Poetry, pronunciation lessons and legislative business: Parliament roundup - Firstpost

Poetry, pronunciation lessons and legislative business: Parliament roundup

Proceedings in Parliament on Thursday were marked by protests over 'unparliamentary' remarks, lessons in pronunciation, poetry sessions, and—believe it or not— some legislative business. The Rajya Sabha passed two significant bills, even as there was another uproar over BJP member Subramanian Swamy's allegations the Congress' first family.

Subramanian Swamy sparks political row...again

Rajya Sabha witnessed angry scenes with the opposition and treasury benches involved in a war of words after Subramanian Swamy mentioned the name of a European nation, a reference later expunged by the chair.

Swamy came in the direct line of fire of Leader of Opposition Ghulam Nabi Azad who said that the BJP member did not know the difference between "parliamentary and street language". Deputy Chairman PJ Kurien too remarked that Swamy, a known Congress baiter, is "unnecessarily provoking" the opposition.

The commotion started as soon as the upper house met, when Bharatiya Janata Party's Swamy, who raised the opposition's temper on Wednesday with certain references that were later expunged, was on his feet.

Swamy kept standing, which got the Congress members agitated. He made an oblique comment on the party leadership, to which the Congress protested. Minister of State for Parliamentary Affairs Mukhtar Abbas Naqvi then said it was wrong to stop any member from speaking.
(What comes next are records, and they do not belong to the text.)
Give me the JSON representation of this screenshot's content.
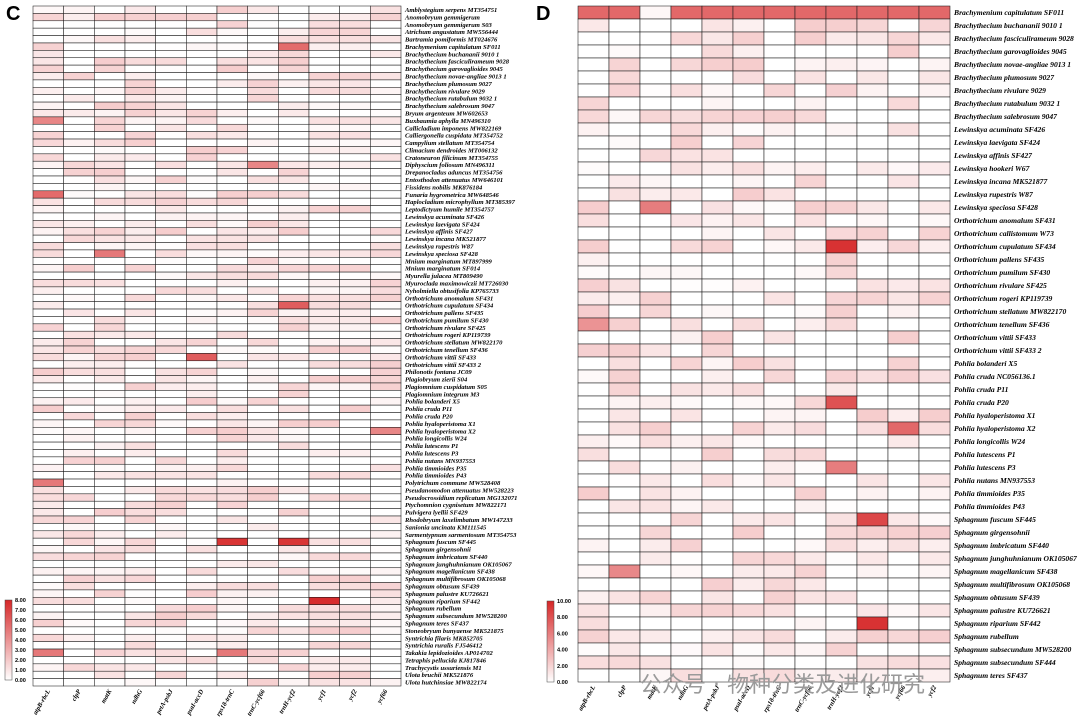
{
  "figure": {
    "watermark_text": "公众号 · 物种分类及进化研究",
    "colors": {
      "low": "#ffffff",
      "high": "#d62728",
      "grid": "#1a1a1a"
    }
  },
  "chart_data": [
    {
      "type": "heatmap",
      "panel_label": "C",
      "columns": [
        "atpB-rbcL",
        "clpP",
        "matK",
        "ndhG",
        "petA-psbJ",
        "psaI-accD",
        "rps18-trnC",
        "trnC-ycf66",
        "trnH-ycf2",
        "ycf1",
        "ycf2",
        "ycf66"
      ],
      "rows": [
        "Amblystegium serpens MT354751",
        "Anomobryum gemmigerum",
        "Anomobryum gemmigerum S03",
        "Atrichum angustatum MW556444",
        "Bartramia pomiformis MT024676",
        "Brachymenium capitulatum SF011",
        "Brachythecium buchananii 9010 1",
        "Brachythecium fasciculirameum 9028",
        "Brachythecium garovaglioides 9045",
        "Brachythecium novae-angliae 9013 1",
        "Brachythecium plumosum 9027",
        "Brachythecium rivulare 9029",
        "Brachythecium rutabulum 9032 1",
        "Brachythecium salebrosum 9047",
        "Bryum argenteum MW602653",
        "Buxbaumia aphylla MN496310",
        "Callicladium imponens MW822169",
        "Calliergonella cuspidata MT354752",
        "Campylium stellatum MT354754",
        "Climacium dendroides MT006132",
        "Cratoneuron filicinum MT354755",
        "Diphyscium foliosum MN496311",
        "Drepanocladus aduncus MT354756",
        "Entosthodon attenuatus MW646101",
        "Fissidens nobilis MK876184",
        "Funaria hygrometrica MW648546",
        "Haplocladium microphyllum MT385397",
        "Leptodictyum humile MT354757",
        "Lewinskya acuminata SF426",
        "Lewinskya laevigata SF424",
        "Lewinskya affinis SF427",
        "Lewinskya incana MK521877",
        "Lewinskya rupestris W87",
        "Lewinskya speciosa SF428",
        "Mnium marginatum MT897999",
        "Mnium marginatum SF014",
        "Myurella julacea MT809490",
        "Myuroclada maximowiczii MT726030",
        "Nyholmiella obtusifolia KP765733",
        "Orthotrichum anomalum SF431",
        "Orthotrichum cupulatum SF434",
        "Orthotrichum pallens SF435",
        "Orthotrichum pumilum SF430",
        "Orthotrichum rivulare SF425",
        "Orthotrichum rogeri KP119739",
        "Orthotrichum stellatum MW822170",
        "Orthotrichum tenellum SF436",
        "Orthotrichum vittii SF433",
        "Orthotrichum vittii SF433 2",
        "Philonotis fontana JC09",
        "Plagiobryum zierii S04",
        "Plagiomnium cuspidatum S05",
        "Plagiomnium integrum M3",
        "Pohlia bolanderi X5",
        "Pohlia cruda P11",
        "Pohlia cruda P20",
        "Pohlia hyaloperistoma X1",
        "Pohlia hyaloperistoma X2",
        "Pohlia longicollis W24",
        "Pohlia lutescens P1",
        "Pohlia lutescens P3",
        "Pohlia nutans MN937553",
        "Pohlia timmioides P35",
        "Pohlia timmioides P43",
        "Polytrichum commune MW528408",
        "Pseudanomodon attenuatus MW528223",
        "Pseudocrossidium replicatum MG132071",
        "Ptychomnion cygnisetum MW822171",
        "Pulvigera lyellii SF429",
        "Rhodobryum laxelimbatum MW147233",
        "Sanionia uncinata KM111545",
        "Sarmentypnum sarmentosum MT354753",
        "Sphagnum fuscum SF445",
        "Sphagnum girgensohnii",
        "Sphagnum imbricatum SF440",
        "Sphagnum junghuhnianum OK105067",
        "Sphagnum magellanicum SF438",
        "Sphagnum multifibrosum OK105068",
        "Sphagnum obtusum SF439",
        "Sphagnum palustre KU726621",
        "Sphagnum riparium SF442",
        "Sphagnum rubellum",
        "Sphagnum subsecundum MW528200",
        "Sphagnum teres SF437",
        "Stoneobryum bunyaense MK521875",
        "Syntrichia filaris MK852705",
        "Syntrichia ruralis FJ546412",
        "Takakia lepidozioides AP014702",
        "Tetraphis pellucida KJ817846",
        "Trachycystis ussuriensis M1",
        "Ulota bruchii MK521876",
        "Ulota hutchinsiae MW822174"
      ],
      "value_range": [
        0,
        8
      ],
      "colorbar_ticks": [
        "0.00",
        "1.00",
        "2.00",
        "3.00",
        "4.00",
        "5.00",
        "6.00",
        "7.00",
        "8.00"
      ],
      "highlights": [
        {
          "row": "Brachymenium capitulatum SF011",
          "column": "trnH-ycf2",
          "value": 5.5
        },
        {
          "row": "Buxbaumia aphylla MN496310",
          "column": "atpB-rbcL",
          "value": 4.5
        },
        {
          "row": "Diphyscium foliosum MN496311",
          "column": "trnC-ycf66",
          "value": 4.5
        },
        {
          "row": "Funaria hygrometrica MW648546",
          "column": "atpB-rbcL",
          "value": 5.5
        },
        {
          "row": "Lewinskya speciosa SF428",
          "column": "matK",
          "value": 5.0
        },
        {
          "row": "Orthotrichum cupulatum SF434",
          "column": "trnH-ycf2",
          "value": 6.0
        },
        {
          "row": "Orthotrichum vittii SF433",
          "column": "psaI-accD",
          "value": 6.0
        },
        {
          "row": "Polytrichum commune MW528408",
          "column": "atpB-rbcL",
          "value": 5.0
        },
        {
          "row": "Sphagnum fuscum SF445",
          "column": "rps18-trnC",
          "value": 7.5
        },
        {
          "row": "Sphagnum fuscum SF445",
          "column": "trnH-ycf2",
          "value": 7.5
        },
        {
          "row": "Sphagnum riparium SF442",
          "column": "ycf1",
          "value": 7.8
        },
        {
          "row": "Takakia lepidozioides AP014702",
          "column": "atpB-rbcL",
          "value": 5.0
        },
        {
          "row": "Takakia lepidozioides AP014702",
          "column": "rps18-trnC",
          "value": 5.0
        },
        {
          "row": "Pohlia hyaloperistoma X2",
          "column": "ycf66",
          "value": 4.5
        }
      ]
    },
    {
      "type": "heatmap",
      "panel_label": "D",
      "columns": [
        "atpB-rbcL",
        "clpP",
        "matK",
        "ndhG",
        "petA-psbJ",
        "psaI-accD",
        "rps18-trnC",
        "trnC-ycf66",
        "trnH-ycf2",
        "ycf1",
        "ycf66",
        "ycf2"
      ],
      "rows": [
        "Brachymenium capitulatum SF011",
        "Brachythecium buchananii 9010 1",
        "Brachythecium fasciculirameum 9028",
        "Brachythecium garovaglioides 9045",
        "Brachythecium novae-angliae 9013 1",
        "Brachythecium plumosum 9027",
        "Brachythecium rivulare 9029",
        "Brachythecium rutabulum 9032 1",
        "Brachythecium salebrosum 9047",
        "Lewinskya acuminata SF426",
        "Lewinskya laevigata SF424",
        "Lewinskya affinis SF427",
        "Lewinskya hookeri W67",
        "Lewinskya incana MK521877",
        "Lewinskya rupestris W87",
        "Lewinskya speciosa SF428",
        "Orthotrichum anomalum SF431",
        "Orthotrichum callistomum W73",
        "Orthotrichum cupulatum SF434",
        "Orthotrichum pallens SF435",
        "Orthotrichum pumilum SF430",
        "Orthotrichum rivulare SF425",
        "Orthotrichum rogeri KP119739",
        "Orthotrichum stellatum MW822170",
        "Orthotrichum tenellum SF436",
        "Orthotrichum vittii SF433",
        "Orthotrichum vittii SF433 2",
        "Pohlia bolanderi X5",
        "Pohlia cruda NC056136.1",
        "Pohlia cruda P11",
        "Pohlia cruda P20",
        "Pohlia hyaloperistoma X1",
        "Pohlia hyaloperistoma X2",
        "Pohlia longicollis W24",
        "Pohlia lutescens P1",
        "Pohlia lutescens P3",
        "Pohlia nutans MN937553",
        "Pohlia timmioides P35",
        "Pohlia timmioides P43",
        "Sphagnum fuscum SF445",
        "Sphagnum girgensohnii",
        "Sphagnum imbricatum SF440",
        "Sphagnum junghuhnianum OK105067",
        "Sphagnum magellanicum SF438",
        "Sphagnum multifibrosum OK105068",
        "Sphagnum obtusum SF439",
        "Sphagnum palustre KU726621",
        "Sphagnum riparium SF442",
        "Sphagnum rubellum",
        "Sphagnum subsecundum MW528200",
        "Sphagnum subsecundum SF444",
        "Sphagnum teres SF437"
      ],
      "value_range": [
        0,
        10
      ],
      "colorbar_ticks": [
        "0.00",
        "2.00",
        "4.00",
        "6.00",
        "8.00",
        "10.00"
      ],
      "highlights": [
        {
          "row": "Brachymenium capitulatum SF011",
          "column": "atpB-rbcL",
          "value": 7.0
        },
        {
          "row": "Brachymenium capitulatum SF011",
          "column": "clpP",
          "value": 7.0
        },
        {
          "row": "Brachymenium capitulatum SF011",
          "column": "ndhG",
          "value": 7.0
        },
        {
          "row": "Brachymenium capitulatum SF011",
          "column": "petA-psbJ",
          "value": 7.0
        },
        {
          "row": "Brachymenium capitulatum SF011",
          "column": "psaI-accD",
          "value": 7.0
        },
        {
          "row": "Brachymenium capitulatum SF011",
          "column": "rps18-trnC",
          "value": 7.0
        },
        {
          "row": "Brachymenium capitulatum SF011",
          "column": "trnC-ycf66",
          "value": 7.0
        },
        {
          "row": "Brachymenium capitulatum SF011",
          "column": "trnH-ycf2",
          "value": 7.0
        },
        {
          "row": "Brachymenium capitulatum SF011",
          "column": "ycf1",
          "value": 7.0
        },
        {
          "row": "Brachymenium capitulatum SF011",
          "column": "ycf66",
          "value": 7.0
        },
        {
          "row": "Brachymenium capitulatum SF011",
          "column": "ycf2",
          "value": 7.0
        },
        {
          "row": "Lewinskya speciosa SF428",
          "column": "matK",
          "value": 6.0
        },
        {
          "row": "Orthotrichum cupulatum SF434",
          "column": "trnH-ycf2",
          "value": 9.5
        },
        {
          "row": "Orthotrichum tenellum SF436",
          "column": "atpB-rbcL",
          "value": 5.0
        },
        {
          "row": "Pohlia cruda P20",
          "column": "trnH-ycf2",
          "value": 8.0
        },
        {
          "row": "Pohlia hyaloperistoma X2",
          "column": "ycf66",
          "value": 7.0
        },
        {
          "row": "Pohlia lutescens P3",
          "column": "trnH-ycf2",
          "value": 6.0
        },
        {
          "row": "Sphagnum fuscum SF445",
          "column": "ycf1",
          "value": 8.5
        },
        {
          "row": "Sphagnum magellanicum SF438",
          "column": "clpP",
          "value": 5.5
        },
        {
          "row": "Sphagnum riparium SF442",
          "column": "ycf1",
          "value": 9.5
        }
      ]
    }
  ]
}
File photo of Parliament building. PTI

File photo of Parliament building. PTI

Panama Papers

For the second day in a row, the controversial Panama papers found an echo in Parliament. While the issue was raised in the Rajya Sabha by the Samajwadi Party on Wednesday, the allegations were debated in Lok Sabha on Thursday by the JD(U).

Kaushalendra Kumar of the party asked the government to make public the names of Indians mentioned in it as it was a case of "tax evasion". Kumar also accused the RBI Governor of making "contradictory" comments on the matter, alleging that he had said some of the money had gone there as per RBI rules.

"I want to tell the government that it should take legal action against these people. Their names should be made public. It is not clear so far how much serious the government is," he said in the Zero Hour, drawing support from some opposition members.

Rohith Vemula

The issue of Dalit student Rohith Vemula's suicide was raised in Parliament in the context of a bill seeking to amend the list of Scheduled Castes in some parts of the country. The opposition, citing the case of Hyderabad student Rohith Vemula, accused the government of not being sincere in working for the interest of the Scheduled Castes. However, the opposition supported "with a sad heart", the government's bill.

"I stand in support of the Bill with a sad heart," JD(U) leader KC Tyagi said as the The Constitution (Scheduled Castes) Order (Amendment) Bill, 2016, passed by the Lok Sabha, was taken up for discussion.

The proposed legislation seeks to amend the Constitution to include certain castes in the list of Scheduled Sastes (SC) in five states. It was earlier passed in the Lok Sabha. The bill includes certain castes like Sais, Aheria and Peruvannan, in the SC list of states like Chhattisgarh, Haryana, Kerala, Odisha and West Bengal.A

And meanwhile...

AAP leader Bhagwant Mann decided to take the lyrical route to criticising the BJP-led Central government. "Mr Prime Minister, at least speak about it during a foreign tour...Is this what you call achche din?" As Mann launched into an unexpected session of poetry, the Parliament proceedings came to life at the fag end of the day.

Earlier in the day, KC Tyagi poked fun at Rajya Sabha Deputy Chairman PJ Kurien over his pronunciation of names, saying, "aapne arth ka anarth bana diya." Tyagi pointed that Kurien pronounced Raj Babbar's name as 'Babur, ' and remarked that it could lead the BJP to cook up a storm. Will the BJP really latch on to the 'Babur' gaffe? We will know in the days to come.